El gran
Isaías es un profeta que vivió ocho siglos antes de Cristo. Pero también es un
poeta. Por eso sus textos llegan al corazón de los hombres y mujeres sensibles
del s. XXI. Vale la pena reproducir estas bellas palabras que escucharemos el
domingo:
“Voy a
cantar en nombre de mi amigo un canto de amor a su viña. Mi amigo tenía una
viña en fértil collado. La entrecavó, la descantó, y plantó buenas cepas;
construyó en medio una atalaya y cavó un lagar... ¿Qué más cabría hacer de mi
viña que yo no haya hecho? ¿Por qué, esperando que diera uvas, dio agrazones?”
Todo es
diáfano. Se entiende muy bien. Dios es el dueño de la viña. La viña, Israel en
tiempos de Isaías, es hoy la Iglesia. Si
queremos, es también el mundo. Dios ha amado y ama al mundo. El Evangelio nos
dirá que ese amor llega hasta el punto de entregarnos a su Hijo, no para
condenar al mundo sino para que éste se salve por él. Rechazado
el Hijo hasta ser colgado en el patíbulo de la cruz, Dios sigue amando al
mundo. La soberbia humana es casi tan infinita como el amor de Dios. Nos
empeñamos en crear discordias, guerras, terrorismo. Pasamos indiferentes ante
los desplazados, los refugiados..., los sin voz a quienes unos pocos
insensatos, astutos y orgullosos dirigentes dicen representar. Casi siempre
entran en casa ajena para robar y enriquecerse mientras empobrecen a quienes
gobiernan. Pero dicen que los ladrones son otros. Uno se siente tentado a
decir: que Dios los confunda.
Pero, no.
Dios no confunde a nadie sino que se hace vulnerable. Sigue padeciendo en sus
hijos. Y convierte “la piedra rechazada en piedra angular”. Así ocurrió en la
historia pasada. Y así sigue ocurriendo y ocurrirá por siempre. La paciencia y
el amor de Dios no pasan. Ahora bien, sólo Él y las víctimas nos redimen.
¿Es Dios
entonces amigo y cómplice de la impunidad? Ni hablar. Por eso hay tanta viña transformada
en erial, donde sólo crecen zarzas y cardos. Paraísos terrenales convertidos en
campos de guerra y exterminio. Ésta es la obra de los orgullosos y
aprovechados, que dicen amar a sus pueblos. No es Dios quien crea el castigo.

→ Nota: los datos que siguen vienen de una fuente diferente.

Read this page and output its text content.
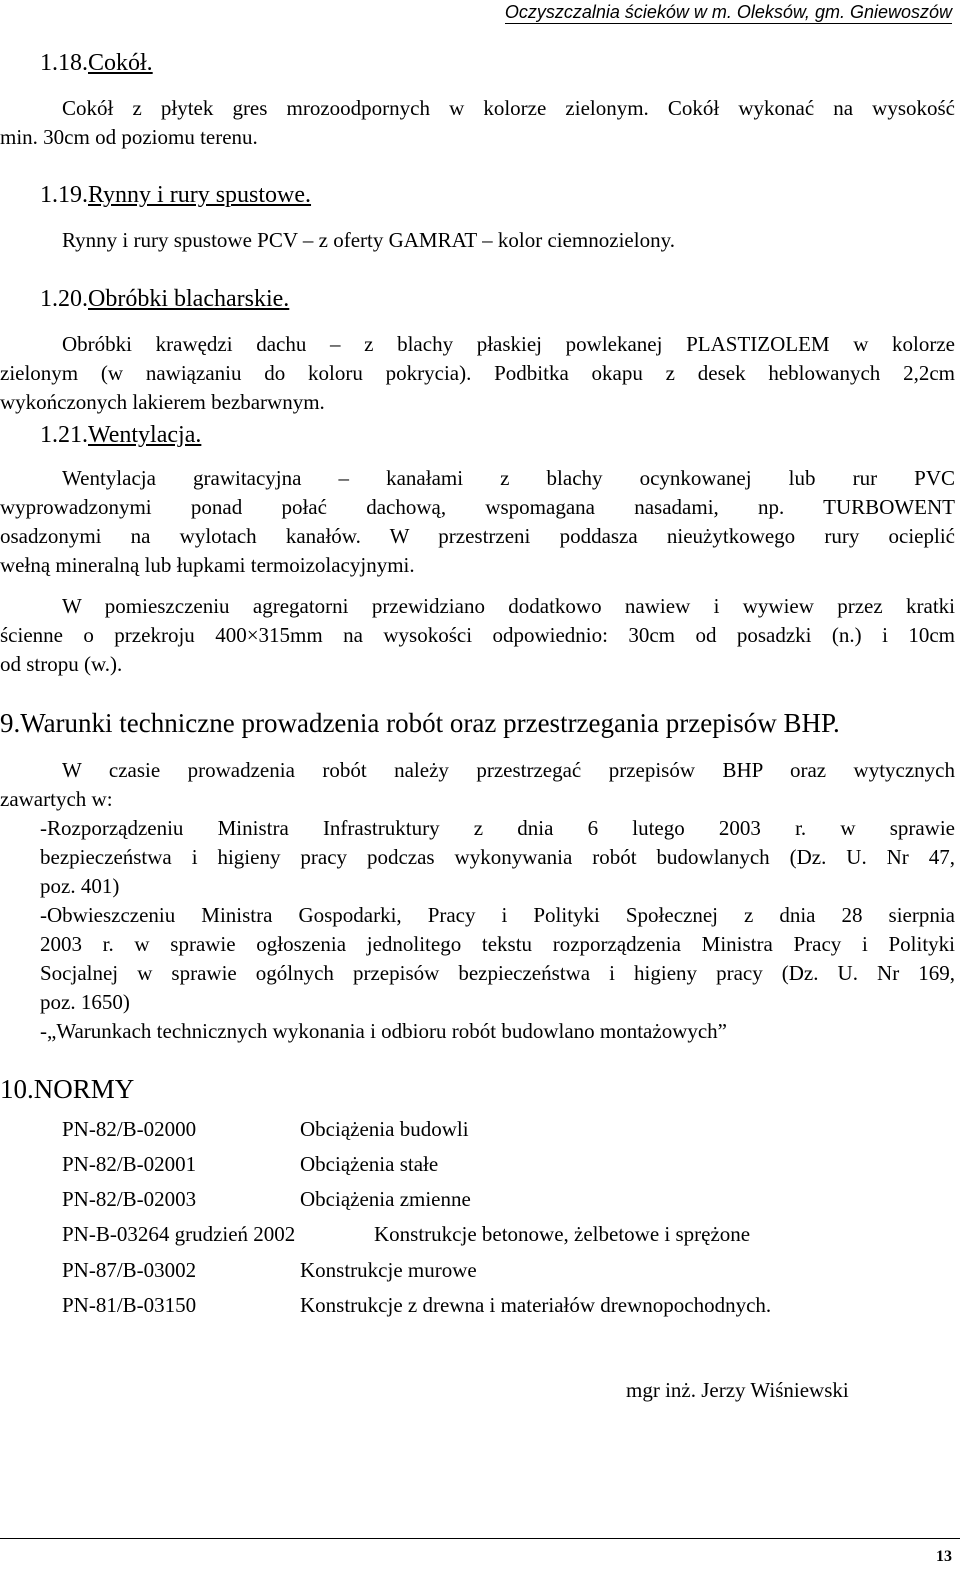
Oczyszczalnia ścieków w m. Oleksów, gm. Gniewoszów
1.18.Cokół.
Cokół z płytek gres mrozoodpornych w kolorze zielonym. Cokół wykonać na wysokość
min. 30cm od poziomu terenu.
1.19.Rynny i rury spustowe.
Rynny i rury spustowe PCV – z oferty GAMRAT – kolor ciemnozielony.
1.20.Obróbki blacharskie.
Obróbki krawędzi dachu – z blachy płaskiej powlekanej PLASTIZOLEM w kolorze
zielonym (w nawiązaniu do koloru pokrycia). Podbitka okapu z desek heblowanych 2,2cm
wykończonych lakierem bezbarwnym.
1.21.Wentylacja.
Wentylacja grawitacyjna – kanałami z blachy ocynkowanej lub rur PVC
wyprowadzonymi ponad połać dachową, wspomagana nasadami, np. TURBOWENT
osadzonymi na wylotach kanałów. W przestrzeni poddasza nieużytkowego rury ocieplić
wełną mineralną lub łupkami termoizolacyjnymi.
W pomieszczeniu agregatorni przewidziano dodatkowo nawiew i wywiew przez kratki
ścienne o przekroju 400×315mm na wysokości odpowiednio: 30cm od posadzki (n.) i 10cm
od stropu (w.).
9.Warunki techniczne prowadzenia robót oraz przestrzegania przepisów BHP.
W czasie prowadzenia robót należy przestrzegać przepisów BHP oraz wytycznych
zawartych w:
-Rozporządzeniu Ministra Infrastruktury z dnia 6 lutego 2003 r. w sprawie
bezpieczeństwa i higieny pracy podczas wykonywania robót budowlanych (Dz. U. Nr 47,
poz. 401)
-Obwieszczeniu Ministra Gospodarki, Pracy i Polityki Społecznej z dnia 28 sierpnia
2003 r. w sprawie ogłoszenia jednolitego tekstu rozporządzenia Ministra Pracy i Polityki
Socjalnej w sprawie ogólnych przepisów bezpieczeństwa i higieny pracy (Dz. U. Nr 169,
poz. 1650)
-„Warunkach technicznych wykonania i odbioru robót budowlano montażowych”
10.NORMY
PN-82/B-02000	Obciążenia budowli
PN-82/B-02001	Obciążenia stałe
PN-82/B-02003	Obciążenia zmienne
PN-B-03264 grudzień 2002	Konstrukcje betonowe, żelbetowe i sprężone
PN-87/B-03002	Konstrukcje murowe
PN-81/B-03150	Konstrukcje z drewna i materiałów drewnopochodnych.
mgr inż. Jerzy Wiśniewski
13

Son los verdugos quienes esterilizan la tierra. Tan necios son que siguen
presumiendo de su obra de exterminio.
¿Por qué
Dios permite tanto mal y tanta imbecilidad humana? Cristo no ha venido a
explicarnos este enigma. Pero su sangre derramada en la tierra es garantía, la
única garantía de que el sufrimiento humano no es estéril cuando lo adoba el
amor. Se transforma en vida. Al viernes santo, sucede la mañana de Resurrección. Al canto de
amor del Señor a su Viña, respondemos los creyentes con la alabanza al Único
que ha hecho bien todas las cosas. Gloria in excelsis Deo. Y paz en la tierra a
quienes Dios ama.
Aquí no está
dicho todo. Hay que añadir, por supuesto, que no basta la sumisión. Ésta es
buena para con Dios. Ante el mal humano, sólo cabe la resistencia.